Even the Communist parties, who support the quota system, have gone
on record stating that caste based reservation cannot be a lasting
solution to the socio-economic disparities. In fact, Yechuri had stated
once that, “Enough statistics can be adduced to show that despite
reservations, the plight of these sections have not substantially
improved.” Ironically, the only instance of a caste count in
post-independent India was carried out in Kerala in 1968 by the
Communist Government led by E M S Namboodiripad.
While the intention of the High Court in banning caste based rallies
is indeed laudable, it is unlikely to have much impact on curbing the
role of caste in Indian politics in the existing scenario.
It would be naïve to expect the country’s political parties to take a lead in the matter.

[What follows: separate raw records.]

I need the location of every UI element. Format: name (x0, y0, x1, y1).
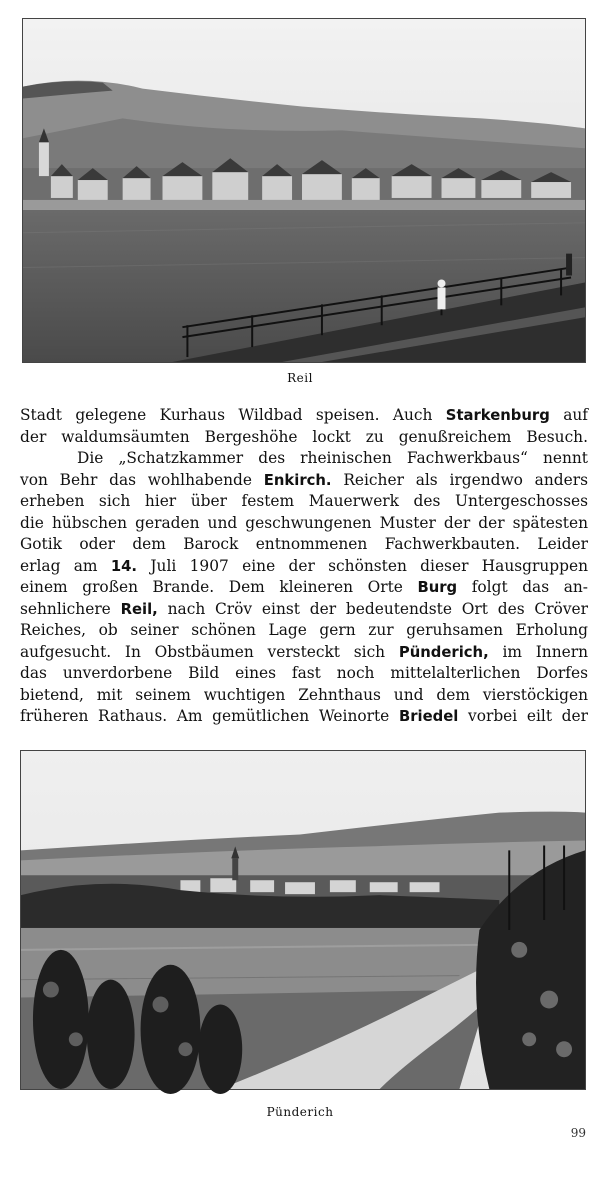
puenderich-photo (20, 750, 586, 1090)
text-line: früheren Rathaus. Am gemütlichen Weinorte Briedel vorbei eilt der (20, 707, 588, 725)
text-line: der waldumsäumten Bergeshöhe lockt zu genußreichem Besuch. (20, 427, 588, 446)
figure-caption-reil: Reil (287, 371, 313, 385)
text-line: Die „Schatzkammer des rheinischen Fachwerkbaus“ nennt (77, 449, 588, 467)
reil-landscape-image (23, 19, 585, 362)
text-line: erlag am 14. Juli 1907 eine der schönsten dieser Hausgruppen (20, 556, 588, 575)
text-line: Gotik oder dem Barock entnommenen Fachwerkbauten. Leider (20, 535, 588, 553)
page-number: 99 (570, 1126, 586, 1140)
text-line: das unverdorbene Bild eines fast noch mittelalterlichen Dorfes (20, 664, 588, 682)
text-line: Stadt gelegene Kurhaus Wildbad speisen. Auch Starkenburg auf (20, 406, 588, 424)
text-line: sehnlichere Reil, nach Cröv einst der bedeutendste Ort des Cröver (20, 599, 588, 618)
figure-caption-puenderich: Pünderich (266, 1105, 334, 1119)
reil-photo (22, 18, 586, 363)
text-line: die hübschen geraden und geschwungenen Muster der der spätesten (20, 513, 588, 532)
text-line: aufgesucht. In Obstbäumen versteckt sich Pünderich, im Innern (20, 642, 588, 661)
text-line: bietend, mit seinem wuchtigen Zehnthaus und dem vierstöckigen (20, 685, 588, 704)
text-line: erheben sich hier über festem Mauerwerk des Untergeschosses (20, 492, 588, 510)
text-line: einem großen Brande. Dem kleineren Orte Burg folgt das an- (20, 578, 588, 596)
text-line: von Behr das wohlhabende Enkirch. Reicher als irgendwo anders (20, 470, 588, 489)
body-text (20, 405, 588, 728)
text-line: Reiches, ob seiner schönen Lage gern zur geruhsamen Erholung (20, 621, 588, 639)
puenderich-landscape-image (21, 751, 585, 1089)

Here, it is pertinent to mention the case of the State of Odisha,
where caste has never been the criterion for popular choice. Whether it
is due to the impact of the universal Jagannath cult or the role played
by visionary leaders such as Pandit Gopabandhu Das, Biju Pattanaik or
Nandini Satapthy, the politically enlightened electorate have time and
again shown their preferences to candidates based on performance and not
caste.
Though the Patel community continues to play a key role in the BJP’s
success in Gujarat, the overwhelming and repeated support to the Chief
Minister, who belongs to a minority caste, is reflective of the changing
orientation of the voters in favour of good governance vis a vis caste
factors.
Apart from an enlightened choice on the part of voters and good
governance on the part of ruling parties, it is also high time to
consider whether a system based on proportional representation can be an
antidote to caste politics in the country.
Under this system, people would have to vote for parties and not
individuals, thereby minimizing appeals on casteist, communal or
parochial lines.
The Allahabad High Court ruling has to be taken as a wake up call in national interest.